The Prostate of Marsh

My mother put me on to Henry Marsh [multibloboprevs], the literary neurosurgeon, when she gave me Do No Harm: Stories of Life, Death and Brain Surgery nearly 10 years ago. Marsh is a little older than me and has lived through the transition from doctors being brusquely competent / confident [too often confused] to doctors being reined in by a stodgy sclerotic health service bureaucracy and the fear of litigation.

His latest and likely last book And Finally [2022] is available on Borrowbox audio read by himself. "Last" because he was diagnosed last year with late stage prostate cancer, was treated with hormones and radio therapy which got his PSA - prostate specific antigen - score down from 120 [!!] to 0.1 nanograms per milliliter (ng/mL).
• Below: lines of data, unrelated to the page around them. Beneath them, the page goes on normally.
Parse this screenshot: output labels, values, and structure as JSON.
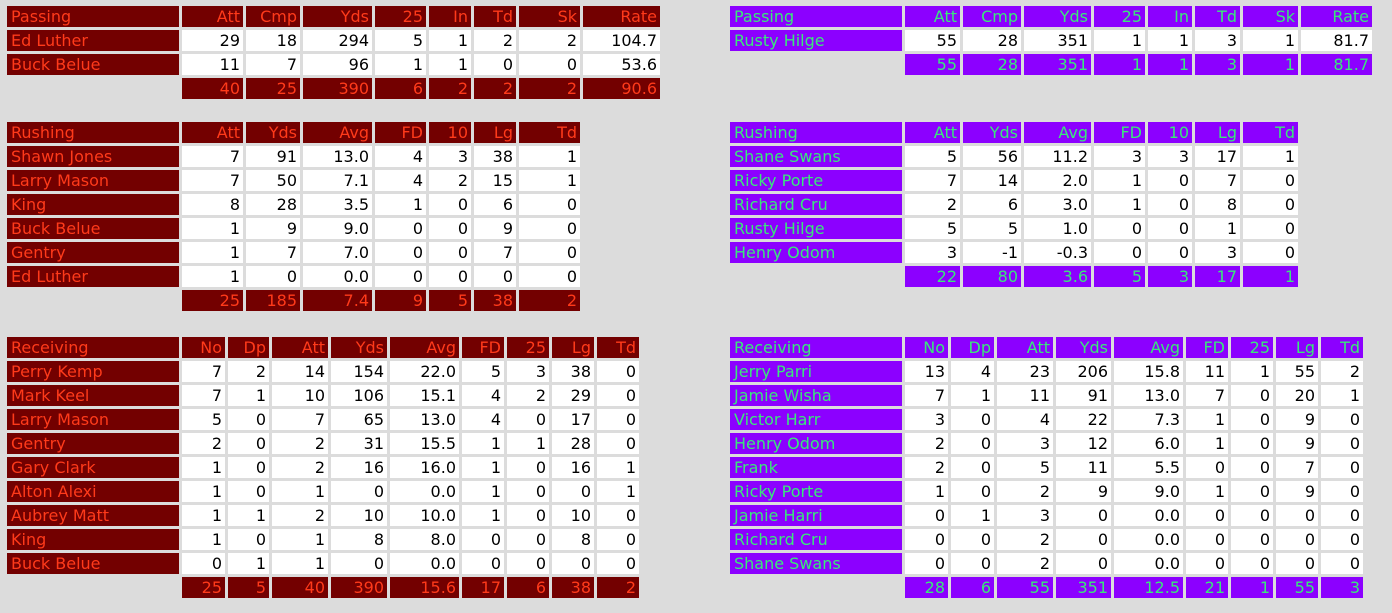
{
  "colors": {
    "home_bg": "#730000",
    "home_fg": "#ff3a1a",
    "away_bg": "#8c00ff",
    "away_fg": "#39e87a",
    "cell_bg": "#ffffff",
    "page_bg": "#dcdcdc"
  },
  "home": {
    "passing": {
      "title": "Passing",
      "columns": [
        "Att",
        "Cmp",
        "Yds",
        "25",
        "In",
        "Td",
        "Sk",
        "Rate"
      ],
      "rows": [
        {
          "name": "Ed Luther",
          "values": [
            "29",
            "18",
            "294",
            "5",
            "1",
            "2",
            "2",
            "104.7"
          ]
        },
        {
          "name": "Buck Belue",
          "values": [
            "11",
            "7",
            "96",
            "1",
            "1",
            "0",
            "0",
            "53.6"
          ]
        }
      ],
      "totals": [
        "40",
        "25",
        "390",
        "6",
        "2",
        "2",
        "2",
        "90.6"
      ]
    },
    "rushing": {
      "title": "Rushing",
      "columns": [
        "Att",
        "Yds",
        "Avg",
        "FD",
        "10",
        "Lg",
        "Td"
      ],
      "rows": [
        {
          "name": "Shawn Jones",
          "values": [
            "7",
            "91",
            "13.0",
            "4",
            "3",
            "38",
            "1"
          ]
        },
        {
          "name": "Larry Mason",
          "values": [
            "7",
            "50",
            "7.1",
            "4",
            "2",
            "15",
            "1"
          ]
        },
        {
          "name": "King",
          "values": [
            "8",
            "28",
            "3.5",
            "1",
            "0",
            "6",
            "0"
          ]
        },
        {
          "name": "Buck Belue",
          "values": [
            "1",
            "9",
            "9.0",
            "0",
            "0",
            "9",
            "0"
          ]
        },
        {
          "name": "Gentry",
          "values": [
            "1",
            "7",
            "7.0",
            "0",
            "0",
            "7",
            "0"
          ]
        },
        {
          "name": "Ed Luther",
          "values": [
            "1",
            "0",
            "0.0",
            "0",
            "0",
            "0",
            "0"
          ]
        }
      ],
      "totals": [
        "25",
        "185",
        "7.4",
        "9",
        "5",
        "38",
        "2"
      ]
    },
    "receiving": {
      "title": "Receiving",
      "columns": [
        "No",
        "Dp",
        "Att",
        "Yds",
        "Avg",
        "FD",
        "25",
        "Lg",
        "Td"
      ],
      "rows": [
        {
          "name": "Perry Kemp",
          "values": [
            "7",
            "2",
            "14",
            "154",
            "22.0",
            "5",
            "3",
            "38",
            "0"
          ]
        },
        {
          "name": "Mark Keel",
          "values": [
            "7",
            "1",
            "10",
            "106",
            "15.1",
            "4",
            "2",
            "29",
            "0"
          ]
        },
        {
          "name": "Larry Mason",
          "values": [
            "5",
            "0",
            "7",
            "65",
            "13.0",
            "4",
            "0",
            "17",
            "0"
          ]
        },
        {
          "name": "Gentry",
          "values": [
            "2",
            "0",
            "2",
            "31",
            "15.5",
            "1",
            "1",
            "28",
            "0"
          ]
        },
        {
          "name": "Gary Clark",
          "values": [
            "1",
            "0",
            "2",
            "16",
            "16.0",
            "1",
            "0",
            "16",
            "1"
          ]
        },
        {
          "name": "Alton Alexi",
          "values": [
            "1",
            "0",
            "1",
            "0",
            "0.0",
            "1",
            "0",
            "0",
            "1"
          ]
        },
        {
          "name": "Aubrey Matt",
          "values": [
            "1",
            "1",
            "2",
            "10",
            "10.0",
            "1",
            "0",
            "10",
            "0"
          ]
        },
        {
          "name": "King",
          "values": [
            "1",
            "0",
            "1",
            "8",
            "8.0",
            "0",
            "0",
            "8",
            "0"
          ]
        },
        {
          "name": "Buck Belue",
          "values": [
            "0",
            "1",
            "1",
            "0",
            "0.0",
            "0",
            "0",
            "0",
            "0"
          ]
        }
      ],
      "totals": [
        "25",
        "5",
        "40",
        "390",
        "15.6",
        "17",
        "6",
        "38",
        "2"
      ]
    }
  },
  "away": {
    "passing": {
      "title": "Passing",
      "columns": [
        "Att",
        "Cmp",
        "Yds",
        "25",
        "In",
        "Td",
        "Sk",
        "Rate"
      ],
      "rows": [
        {
          "name": "Rusty Hilge",
          "values": [
            "55",
            "28",
            "351",
            "1",
            "1",
            "3",
            "1",
            "81.7"
          ]
        }
      ],
      "totals": [
        "55",
        "28",
        "351",
        "1",
        "1",
        "3",
        "1",
        "81.7"
      ]
    },
    "rushing": {
      "title": "Rushing",
      "columns": [
        "Att",
        "Yds",
        "Avg",
        "FD",
        "10",
        "Lg",
        "Td"
      ],
      "rows": [
        {
          "name": "Shane Swans",
          "values": [
            "5",
            "56",
            "11.2",
            "3",
            "3",
            "17",
            "1"
          ]
        },
        {
          "name": "Ricky Porte",
          "values": [
            "7",
            "14",
            "2.0",
            "1",
            "0",
            "7",
            "0"
          ]
        },
        {
          "name": "Richard Cru",
          "values": [
            "2",
            "6",
            "3.0",
            "1",
            "0",
            "8",
            "0"
          ]
        },
        {
          "name": "Rusty Hilge",
          "values": [
            "5",
            "5",
            "1.0",
            "0",
            "0",
            "1",
            "0"
          ]
        },
        {
          "name": "Henry Odom",
          "values": [
            "3",
            "-1",
            "-0.3",
            "0",
            "0",
            "3",
            "0"
          ]
        }
      ],
      "totals": [
        "22",
        "80",
        "3.6",
        "5",
        "3",
        "17",
        "1"
      ]
    },
    "receiving": {
      "title": "Receiving",
      "columns": [
        "No",
        "Dp",
        "Att",
        "Yds",
        "Avg",
        "FD",
        "25",
        "Lg",
        "Td"
      ],
      "rows": [
        {
          "name": "Jerry Parri",
          "values": [
            "13",
            "4",
            "23",
            "206",
            "15.8",
            "11",
            "1",
            "55",
            "2"
          ]
        },
        {
          "name": "Jamie Wisha",
          "values": [
            "7",
            "1",
            "11",
            "91",
            "13.0",
            "7",
            "0",
            "20",
            "1"
          ]
        },
        {
          "name": "Victor Harr",
          "values": [
            "3",
            "0",
            "4",
            "22",
            "7.3",
            "1",
            "0",
            "9",
            "0"
          ]
        },
        {
          "name": "Henry Odom",
          "values": [
            "2",
            "0",
            "3",
            "12",
            "6.0",
            "1",
            "0",
            "9",
            "0"
          ]
        },
        {
          "name": "Frank",
          "values": [
            "2",
            "0",
            "5",
            "11",
            "5.5",
            "0",
            "0",
            "7",
            "0"
          ]
        },
        {
          "name": "Ricky Porte",
          "values": [
            "1",
            "0",
            "2",
            "9",
            "9.0",
            "1",
            "0",
            "9",
            "0"
          ]
        },
        {
          "name": "Jamie Harri",
          "values": [
            "0",
            "1",
            "3",
            "0",
            "0.0",
            "0",
            "0",
            "0",
            "0"
          ]
        },
        {
          "name": "Richard Cru",
          "values": [
            "0",
            "0",
            "2",
            "0",
            "0.0",
            "0",
            "0",
            "0",
            "0"
          ]
        },
        {
          "name": "Shane Swans",
          "values": [
            "0",
            "0",
            "2",
            "0",
            "0.0",
            "0",
            "0",
            "0",
            "0"
          ]
        }
      ],
      "totals": [
        "28",
        "6",
        "55",
        "351",
        "12.5",
        "21",
        "1",
        "55",
        "3"
      ]
    }
  }
}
The 'normal range' is anything up to 4ng/mL and values higher that 10 will be a big red flag for your oncological urologist, or indeed your GP when your 'bloods' results come back. So Marsh is now officially in remission but having his PSA actively measured every six months. You might wonder at an actual brain surgeon being so stupid as to ignore the clear and present symptoms of problems down there for so long. But his reflections on denialism and his own feet of clay make for interesting and compassionate reading.

And being brought up all standing with a potentially fatal diagnosis induces some reflections on the rest of his life. How he neglected his family in the pursuit of surgical ambition; how he was betrayed by his friend and mentee in Ukraine; how he was cheese-paring of empathy and compassion for his patients and their families. Reflections are matched with projections - not good because his PSA was so high that resurgence is likely. But even if he dodges that bullet, it is likely given his age, he will be carried off by something else. And in any case, for a fit and active person, the multiple organ deficits of the aging body provide the opposite of solace.
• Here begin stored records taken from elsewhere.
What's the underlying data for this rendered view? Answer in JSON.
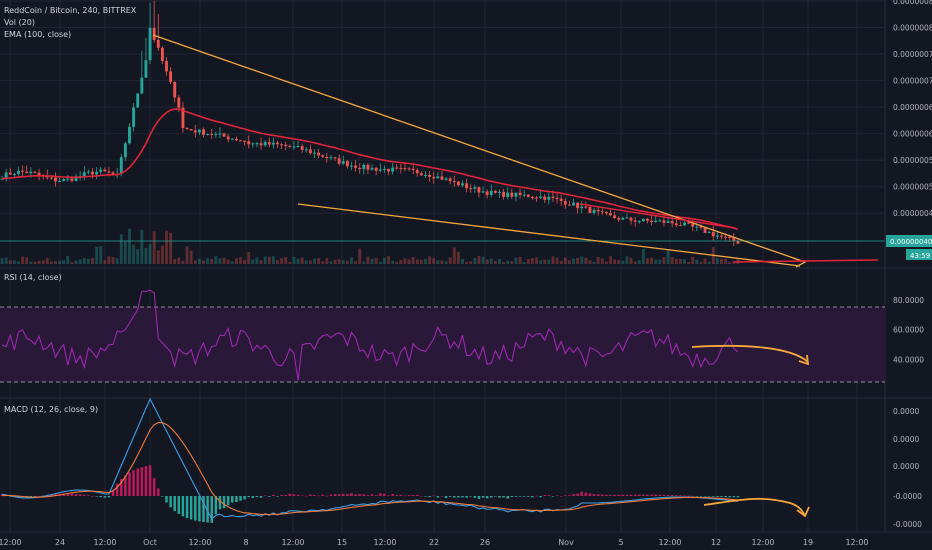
{
  "header": {
    "symbol": "ReddCoin / Bitcoin, 240, BITTREX",
    "volume": "Vol (20)",
    "ema": "EMA (100, close)",
    "rsi": "RSI (14, close)",
    "macd": "MACD (12, 26, close, 9)"
  },
  "colors": {
    "background": "#131722",
    "grid": "#1f2533",
    "up": "#26a69a",
    "down": "#ef5350",
    "ema": "#e0243b",
    "trendline": "#f7a83a",
    "rsi_line": "#9c27b0",
    "rsi_band": "#2a1838",
    "macd_line": "#3aa0e8",
    "signal_line": "#f07a3a",
    "hist_up": "#26a69a",
    "hist_down": "#c2185b"
  },
  "chart_data": [
    {
      "type": "candlestick",
      "title": "ReddCoin / Bitcoin, 240, BITTREX",
      "y_ticks": [
        "0.00000085",
        "0.00000080",
        "0.00000075",
        "0.00000070",
        "0.00000065",
        "0.00000060",
        "0.00000055",
        "0.00000050",
        "0.00000045"
      ],
      "ylim": [
        3.6e-07,
        8.5e-07
      ],
      "last_price_label": "0.00000040",
      "countdown_label": "43:59",
      "x_ticks": [
        "12:00",
        "24",
        "12:00",
        "Oct",
        "12:00",
        "8",
        "12:00",
        "15",
        "12:00",
        "22",
        "26",
        "Nov",
        "5",
        "12:00",
        "12",
        "12:00",
        "19",
        "12:00"
      ],
      "key_values": {
        "start": 5.2e-07,
        "peak": 8e-07,
        "end": 4e-07
      },
      "ema_period": 100,
      "grid": true
    },
    {
      "type": "line",
      "title": "RSI (14, close)",
      "y_ticks": [
        "80.0000",
        "60.0000",
        "40.0000"
      ],
      "ylim": [
        18,
        92
      ],
      "overbought": 70,
      "oversold": 30,
      "key_values": {
        "peak": 88,
        "low": 26,
        "last": 45
      }
    },
    {
      "type": "line",
      "title": "MACD (12, 26, close, 9)",
      "y_ticks": [
        "0.0000",
        "0.0000",
        "0.0000",
        "-0.0000",
        "-0.0000"
      ],
      "series_names": [
        "MACD",
        "Signal",
        "Histogram"
      ]
    }
  ]
}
And that provides a launch-pad for promoting and making more widely available the option of assisted dying. His gripe is that, so far, the British political establishment has conflated euthanasia [we fought against the Nazis in the war], which excludes consent and assisted death which embraces consent. For Marsh assisted suicide is an older, more direct and altogether better phrase. It is, of course, possible to off yourself without involving any part of medical palliative professional universe but the 'easy' options are violent or messy or uncertain. The arguments against legislation for assisted suicide are not evidence based; and in many cases righteously officious and paternalistic and often involve other people suffering.

Meanwhile, in remission, Marsh's most regular gig is inventing bedtime zoom-stories for his three grand-daughters and continuing to work on a monster dolls' house of his own construction.